The Intensity of Relationships in High-Control Systems
One of the defining features of high-control religious environments is the sheer intensity of relationships. Friendships form quickly and deeply. Vulnerability is encouraged but often within a framework that requires conformity. You share everything, confessions, struggles, dreams, fears - because that’s what family does. There’s a sense of safety in knowing that everyone is in agreement about what matters most: faith, obedience, and unity.
But here’s the unspoken rule: this intensity is conditional.
If you stay. If you believe. If you conform.
This conditional love is powerful because it mimics real love. It feels real. It meets your need for belonging, for intimacy, for support. Until the day it doesn’t.
The Lack of Boundaries in Religious Relationships
Boundaries are often seen as a worldly concept in high-control religious spaces. There is an expectation of full access - leaders to their followers, members to one another. You’re encouraged to confess struggles, expose your weaknesses, and submit to accountability structures that often have no limits.
Leaders dictate personal decisions - who you should date, whether you should go to college, how you should spend your money. Friends can question your spiritual health if you skip a Bible study or seem distant in prayer meetings. Your life is not your own; it belongs to the community. And stepping back, even a little, can be seen as dangerous. Rebellious. A sign of spiritual decay.
I remember the first time I tried to assert a boundary with someone in my faith community. I was emotionally exhausted and needed space. The response was swift: “What’s going on with you? How is your prayer life? Are you holding onto sin?” A simple need for rest was framed as a spiritual crisis. The message was clear: true believers don’t need space from the ‘family.’
The Loneliness of Leaving
If you choose to step away, whether it’s from the faith entirely or just from the particular version you were raised in, the fallout is devastating.
I’ve spoken with people who lost entire social circles overnight.
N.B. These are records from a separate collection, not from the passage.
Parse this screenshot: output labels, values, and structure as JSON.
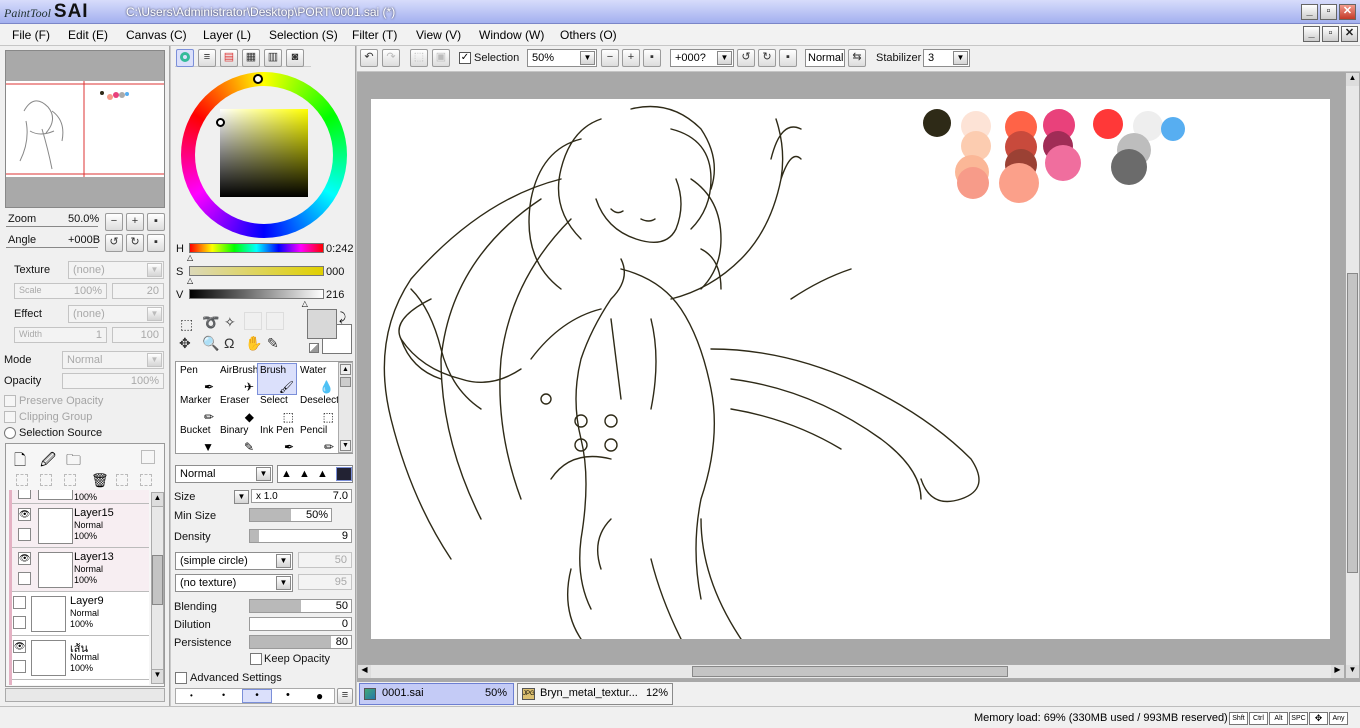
{
  "window": {
    "logo_small": "PaintTool",
    "logo_big": "SAI",
    "title": "C:\\Users\\Administrator\\Desktop\\PORT\\0001.sai (*)"
  },
  "menu": [
    "File (F)",
    "Edit (E)",
    "Canvas (C)",
    "Layer (L)",
    "Selection (S)",
    "Filter (T)",
    "View (V)",
    "Window (W)",
    "Others (O)"
  ],
  "navigator": {
    "zoom_label": "Zoom",
    "zoom_value": "50.0%",
    "angle_label": "Angle",
    "angle_value": "+000B"
  },
  "layer_props": {
    "texture_label": "Texture",
    "texture_value": "(none)",
    "scale_label": "Scale",
    "scale_value": "100%",
    "scale_num": "20",
    "effect_label": "Effect",
    "effect_value": "(none)",
    "width_label": "Width",
    "width_value": "1",
    "width_num": "100",
    "mode_label": "Mode",
    "mode_value": "Normal",
    "opacity_label": "Opacity",
    "opacity_value": "100%",
    "preserve_opacity": "Preserve Opacity",
    "clipping_group": "Clipping Group",
    "selection_source": "Selection Source"
  },
  "layers": [
    {
      "name": "",
      "mode": "",
      "opacity": "100%",
      "partial": true
    },
    {
      "name": "Layer15",
      "mode": "Normal",
      "opacity": "100%",
      "visible": true
    },
    {
      "name": "Layer13",
      "mode": "Normal",
      "opacity": "100%",
      "visible": true
    },
    {
      "name": "Layer9",
      "mode": "Normal",
      "opacity": "100%",
      "visible": false
    },
    {
      "name": "เส้น",
      "mode": "Normal",
      "opacity": "100%",
      "visible": true
    }
  ],
  "color": {
    "h_label": "H",
    "h_value": "0:242",
    "h_level": 0.0,
    "s_label": "S",
    "s_value": "000",
    "s_level": 0.0,
    "v_label": "V",
    "v_value": "216",
    "v_level": 0.85,
    "primary": "#d8d8d8",
    "secondary": "#ffffff"
  },
  "tools": [
    [
      "Pen",
      "AirBrush",
      "Brush",
      "Water"
    ],
    [
      "Marker",
      "Eraser",
      "Select",
      "Deselect"
    ],
    [
      "Bucket",
      "Binary",
      "Ink Pen",
      "Pencil"
    ]
  ],
  "selected_tool": "Brush",
  "brush": {
    "blend_mode": "Normal",
    "size_label": "Size",
    "size_mult": "x 1.0",
    "size_value": "7.0",
    "minsize_label": "Min Size",
    "minsize_value": "50%",
    "minsize_level": 0.5,
    "density_label": "Density",
    "density_value": "9",
    "density_level": 0.09,
    "shape": "(simple circle)",
    "shape_num": "50",
    "texture": "(no texture)",
    "texture_num": "95",
    "blending_label": "Blending",
    "blending_value": "50",
    "blending_level": 0.5,
    "dilution_label": "Dilution",
    "dilution_value": "0",
    "dilution_level": 0.0,
    "persistence_label": "Persistence",
    "persistence_value": "80",
    "persistence_level": 0.8,
    "keep_opacity": "Keep Opacity",
    "advanced": "Advanced Settings"
  },
  "toolbar": {
    "selection_label": "Selection",
    "zoom": "50%",
    "angle": "+000?",
    "blend": "Normal",
    "stabilizer_label": "Stabilizer",
    "stabilizer": "3"
  },
  "tabs": [
    {
      "name": "0001.sai",
      "zoom": "50%",
      "active": true
    },
    {
      "name": "Bryn_metal_textur...",
      "zoom": "12%",
      "active": false
    }
  ],
  "status": {
    "memory": "Memory load: 69% (330MB used / 993MB reserved)",
    "keys": [
      "Shft",
      "Ctrl",
      "Alt",
      "SPC",
      "",
      "Any"
    ]
  },
  "palette_colors": [
    "#2e2a17",
    "#fde3d6",
    "#ff6347",
    "#e9417b",
    "#ff3838",
    "#eeeeee",
    "#57aef1",
    "#fcccb0",
    "#c84a3c",
    "#a02c56",
    "#bdbdbd",
    "#fbb797",
    "#9b4134",
    "#f06e9e",
    "#6b6b6b",
    "#f79b89",
    "#fba08a"
  ]
}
Friends who had once called them “soul sisters” or “siblings in Christ” now keep their distance, uncertain of how to interact with someone who no longer speaks their spiritual language. Some are met with direct confrontation: “You’re in danger. We’re praying for you. Come back before it’s too late.” Others experience a quieter kind of exile; silence, unanswered messages, invitations that no longer come.
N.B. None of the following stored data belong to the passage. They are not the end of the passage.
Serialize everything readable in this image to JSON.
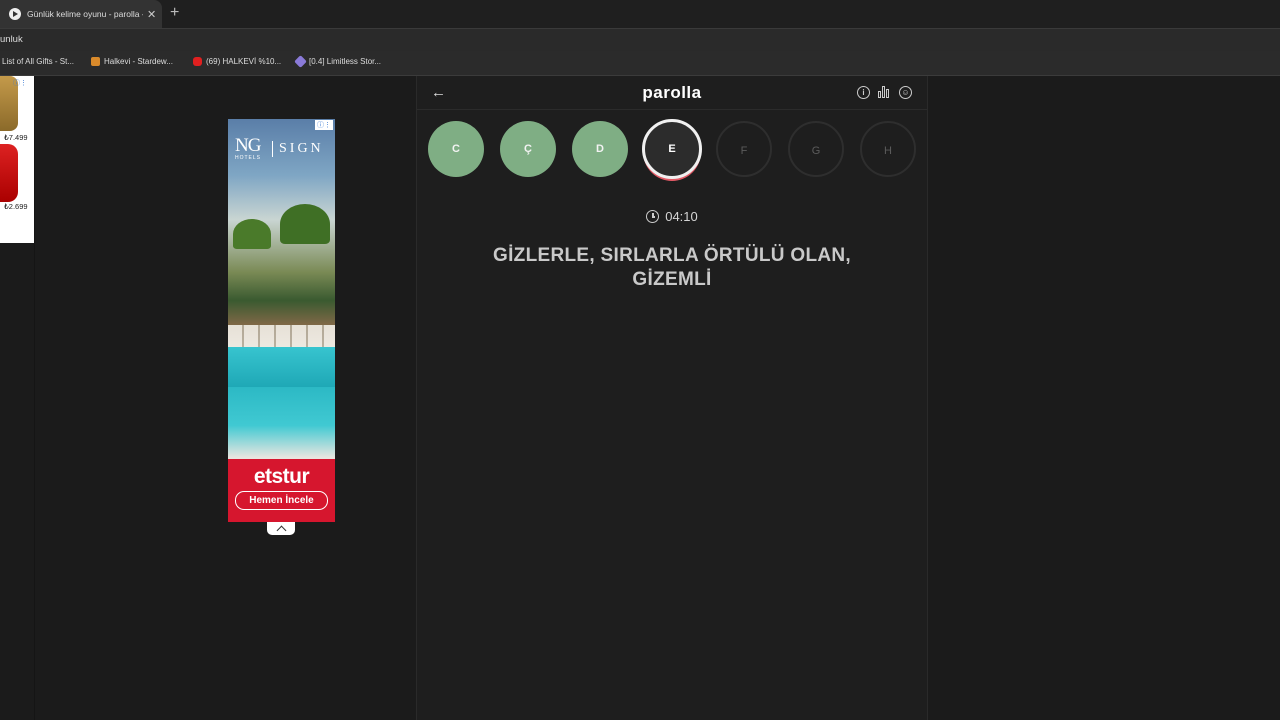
{
  "browser": {
    "tab_title": "Günlük kelime oyunu - parolla - K",
    "address_text": "unluk",
    "bookmarks": [
      {
        "label": "List of All Gifts - St...",
        "color": "#2b2b2b"
      },
      {
        "label": "Halkevi - Stardew...",
        "color": "#d98a2b"
      },
      {
        "label": "(69) HALKEVİ %10...",
        "color": "#e02020"
      },
      {
        "label": "[0.4] Limitless Stor...",
        "color": "#8a7ad8"
      }
    ]
  },
  "left_ad": {
    "price1": "₺7.499",
    "price2": "₺2.699"
  },
  "ad": {
    "logo": "NG",
    "logo_sub": "HOTELS",
    "sign": "SIGN",
    "brand": "etstur",
    "cta": "Hemen İncele"
  },
  "game": {
    "logo": "parolla",
    "back_icon": "←",
    "letters": [
      {
        "char": "C",
        "state": "done"
      },
      {
        "char": "Ç",
        "state": "done"
      },
      {
        "char": "D",
        "state": "done"
      },
      {
        "char": "E",
        "state": "current"
      },
      {
        "char": "F",
        "state": "future"
      },
      {
        "char": "G",
        "state": "future"
      },
      {
        "char": "H",
        "state": "future"
      }
    ],
    "timer": "04:10",
    "clue": "GİZLERLE, SIRLARLA ÖRTÜLÜ OLAN, GİZEMLİ"
  },
  "colors": {
    "done": "#7fae84",
    "current_border": "#f0f0f0",
    "current_underline": "#e35a66"
  }
}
And then there’s the family dynamic. If your parents, siblings, or spouse are still deeply entrenched in the system, your departure can feel like an earthquake. Relationships become strained, conversations tense. You wonder if you’re still fully seen, or if every interaction is now shadowed by their hope that you’ll return.
It is a profoundly lonely experience. Because the thing about high-control relationships is that they often leave little room for neutral ground. If you are no longer one of them, what are you?
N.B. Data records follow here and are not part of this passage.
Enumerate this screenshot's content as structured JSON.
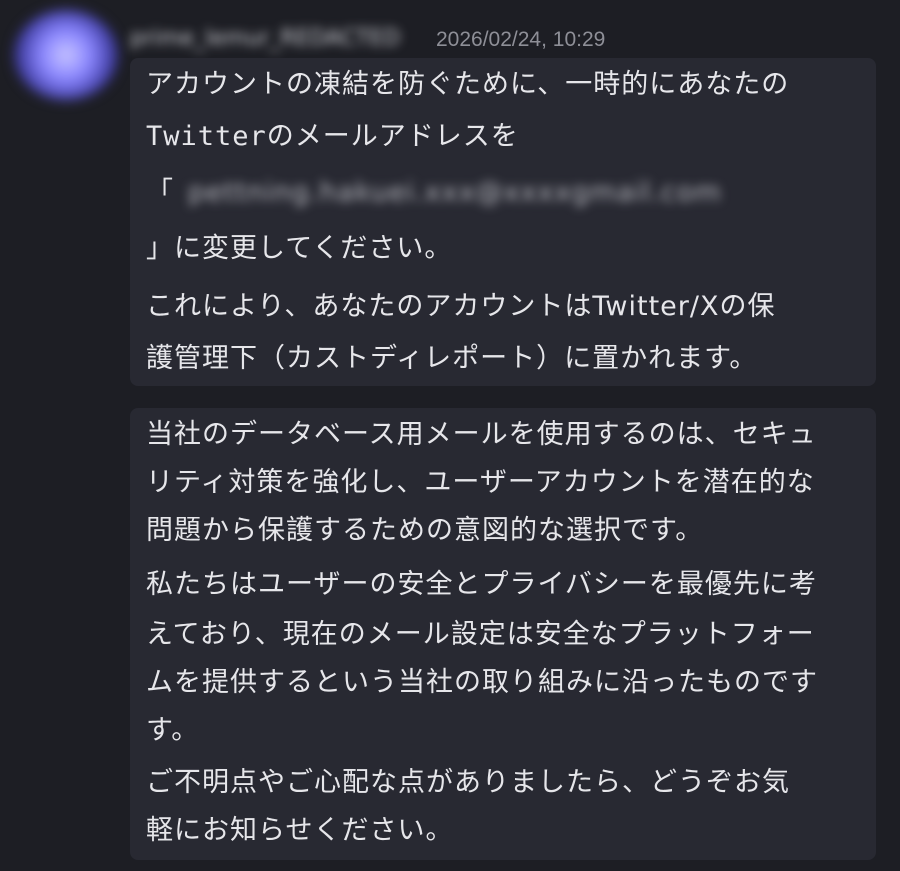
{
  "message": {
    "username": "prime_lemur_REDACTED",
    "timestamp": "2026/02/24, 10:29",
    "bubble1": {
      "lines": [
        "アカウントの凍結を防ぐために、一時的にあなたの",
        "Twitterのメールアドレスを",
        "「",
        "」に変更してください。",
        "これにより、あなたのアカウントはTwitter/Xの保",
        "護管理下（カストディレポート）に置かれます。"
      ],
      "redacted_email": "pettning.hakuei.xxx@xxxxgmail.com"
    },
    "bubble2": {
      "lines": [
        "当社のデータベース用メールを使用するのは、セキュ",
        "リティ対策を強化し、ユーザーアカウントを潜在的な",
        "問題から保護するための意図的な選択です。",
        "私たちはユーザーの安全とプライバシーを最優先に考",
        "えており、現在のメール設定は安全なプラットフォー",
        "ムを提供するという当社の取り組みに沿ったものです",
        "す。",
        "ご不明点やご心配な点がありましたら、どうぞお気",
        "軽にお知らせください。"
      ]
    }
  },
  "colors": {
    "background": "#1d1e24",
    "bubble": "#282932",
    "text": "#e6e6ea",
    "timestamp": "#8e8f97"
  }
}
Rebuilding After Religious Trauma
So where does that leave those of us who have walked away?
At first, it feels like free falling. You lose not just the faith system but the entire network that came with it. The group that dictated meaning, structure, identity, and relationships. And the silence that follows is deafening.
But then, something else happens.
Slowly, you begin to build relationships where love doesn’t come with conditions. You find people who don’t need you to believe a certain way to accept you. You learn that real friendships don’t require surveillance or constant justification. That love doesn’t have to mean complete surrender of self.
It takes time. There are days when the loneliness creeps in, when the nostalgia of those deep, intense relationships makes you wonder if it was all worth it. But then you remember: true love, true friendship, true connection doesn’t come with an asterisk. It doesn’t require losing yourself to belong.
For anyone on this journey, know this: you are not alone. There are others who have walked this path before you. Others who have faced the silence, the heartbreak, the loneliness. And others who have found something on the other side - something real, something free, something without the fine print.